It's fair to say that raised eyebrows are quite a common reaction when I tell people that I've started a PGCE. That's not because they doubt that teaching is a worthwhile profession, but because I have just submitted my PhD thesis in physics.
"Shouldn't you be getting a job in a laboratory or something?" most people ask. I guess that's a fair question. Indeed, while most of my fellow postgraduate researchers are dreaming of worldwide academic recognition, my aim is to be recognised and respected on a slightly smaller scale - in the classroom.
I would be lying if I said that it has always been my dream to be a teacher. In truth, it only became a realistic option for me while working towards my PhD. Although I am proud of the work I produced during my PhD, I knew deep down that research wasn't for me. Without a doubt, the country needs more science researchers, but we need science teachers even more.

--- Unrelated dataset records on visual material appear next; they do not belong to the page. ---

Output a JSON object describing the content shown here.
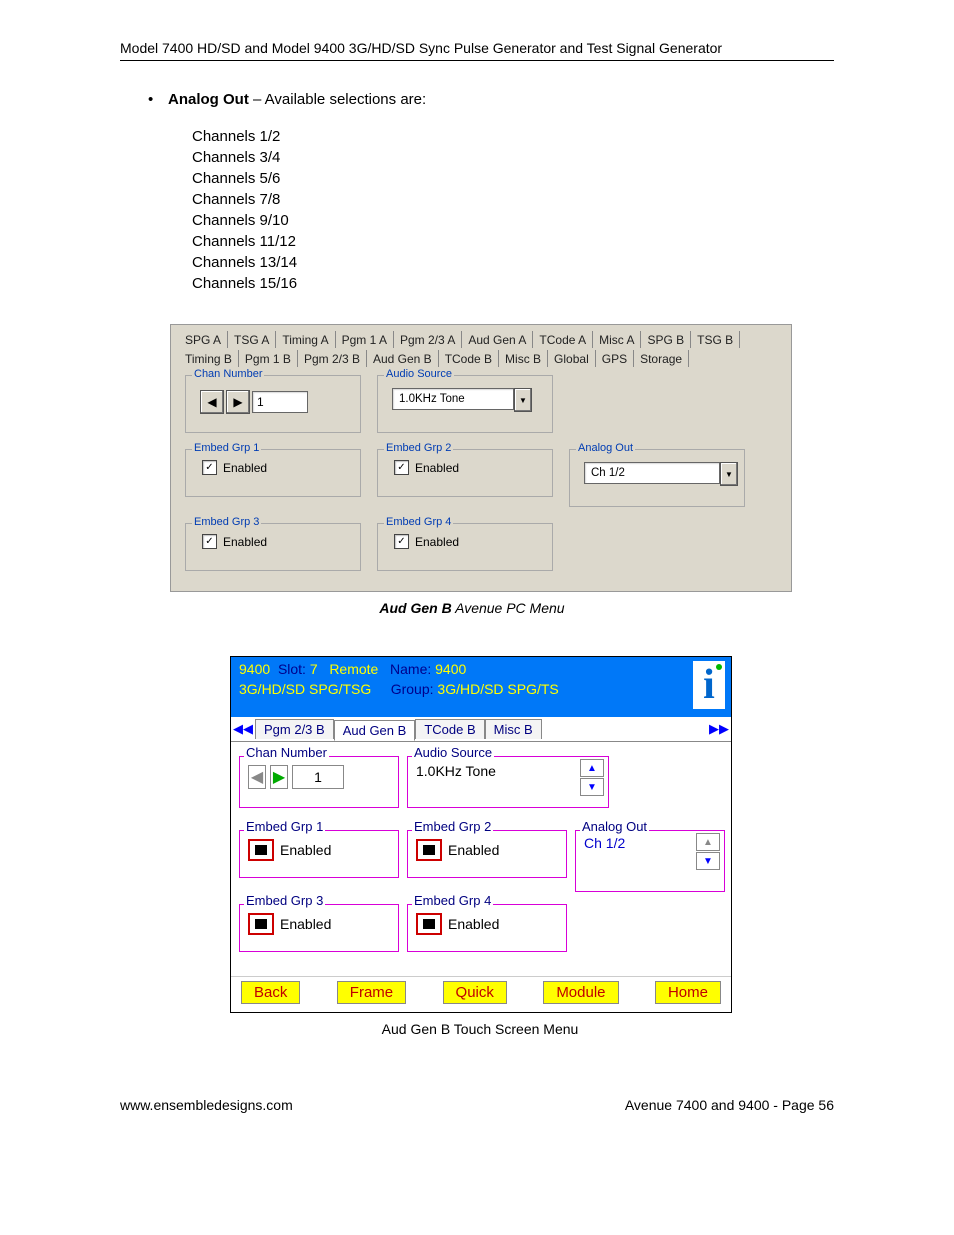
{
  "header": "Model 7400 HD/SD and Model 9400 3G/HD/SD Sync Pulse Generator and Test Signal Generator",
  "bullet": {
    "label": "Analog Out",
    "rest": " – Available selections are:"
  },
  "channels": [
    "Channels 1/2",
    "Channels 3/4",
    "Channels 5/6",
    "Channels 7/8",
    "Channels 9/10",
    "Channels 11/12",
    "Channels 13/14",
    "Channels 15/16"
  ],
  "win": {
    "tabs_row1": [
      "SPG A",
      "TSG A",
      "Timing A",
      "Pgm 1 A",
      "Pgm 2/3 A",
      "Aud Gen A",
      "TCode A",
      "Misc A",
      "SPG B",
      "TSG B"
    ],
    "tabs_row2": [
      "Timing B",
      "Pgm 1 B",
      "Pgm 2/3 B",
      "Aud Gen B",
      "TCode B",
      "Misc B",
      "Global",
      "GPS",
      "Storage"
    ],
    "selected_tab": "Aud Gen B",
    "groups": {
      "chan_number": {
        "label": "Chan Number",
        "value": "1"
      },
      "audio_source": {
        "label": "Audio Source",
        "value": "1.0KHz Tone"
      },
      "embed1": {
        "label": "Embed Grp 1",
        "text": "Enabled",
        "checked": true
      },
      "embed2": {
        "label": "Embed Grp 2",
        "text": "Enabled",
        "checked": true
      },
      "embed3": {
        "label": "Embed Grp 3",
        "text": "Enabled",
        "checked": true
      },
      "embed4": {
        "label": "Embed Grp 4",
        "text": "Enabled",
        "checked": true
      },
      "analog_out": {
        "label": "Analog Out",
        "value": "Ch 1/2"
      }
    }
  },
  "caption1": {
    "b": "Aud Gen B",
    "i": " Avenue PC Menu"
  },
  "touch": {
    "title": {
      "model": "9400",
      "slot_lbl": "Slot:",
      "slot": "7",
      "remote": "Remote",
      "name_lbl": "Name:",
      "name": "9400"
    },
    "line2": {
      "left": "3G/HD/SD SPG/TSG",
      "group_lbl": "Group:",
      "group": "3G/HD/SD SPG/TS"
    },
    "tabs": [
      "Pgm 2/3 B",
      "Aud Gen B",
      "TCode B",
      "Misc B"
    ],
    "selected_tab": "Aud Gen B",
    "chan_number": {
      "label": "Chan Number",
      "value": "1"
    },
    "audio_source": {
      "label": "Audio Source",
      "value": "1.0KHz Tone"
    },
    "embed1": {
      "label": "Embed Grp 1",
      "text": "Enabled"
    },
    "embed2": {
      "label": "Embed Grp 2",
      "text": "Enabled"
    },
    "embed3": {
      "label": "Embed Grp 3",
      "text": "Enabled"
    },
    "embed4": {
      "label": "Embed Grp 4",
      "text": "Enabled"
    },
    "analog_out": {
      "label": "Analog Out",
      "value": "Ch 1/2"
    },
    "bottom": [
      "Back",
      "Frame",
      "Quick",
      "Module",
      "Home"
    ]
  },
  "caption2": {
    "b": "Aud Gen B",
    "i": " Touch Screen Menu"
  },
  "footer": {
    "left": "www.ensembledesigns.com",
    "right": "Avenue 7400 and 9400 - Page 56"
  }
}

Undertaking the Training and Development Agency's Student Associates Scheme alongside my PhD helped me to make up my mind for definite - time to hang up the lab coat. Well, until my first classroom demonstration anyway.
Although I would like to think that my academic background will stand me in good stead for science teaching, I am well aware that the reality of teaching will be a shock to the system.
What if I can't control the pupils? What if they don't respect me? What if I'm not assertive in the classroom? Is my scientific knowledge enough to become a good teacher?
These questions will undoubtedly be answered in the near future, but, regardless of what the answers are, I know 100 per cent that I've made the right decision. To share what I have learnt with pupils and hopefully generate the same passion for science in them that was instilled in me as a youngster is surely a worthwhile use for my past seven years of academic study
Alex Dunlop is taking a secondary science PGCE at the Institute of Education in London.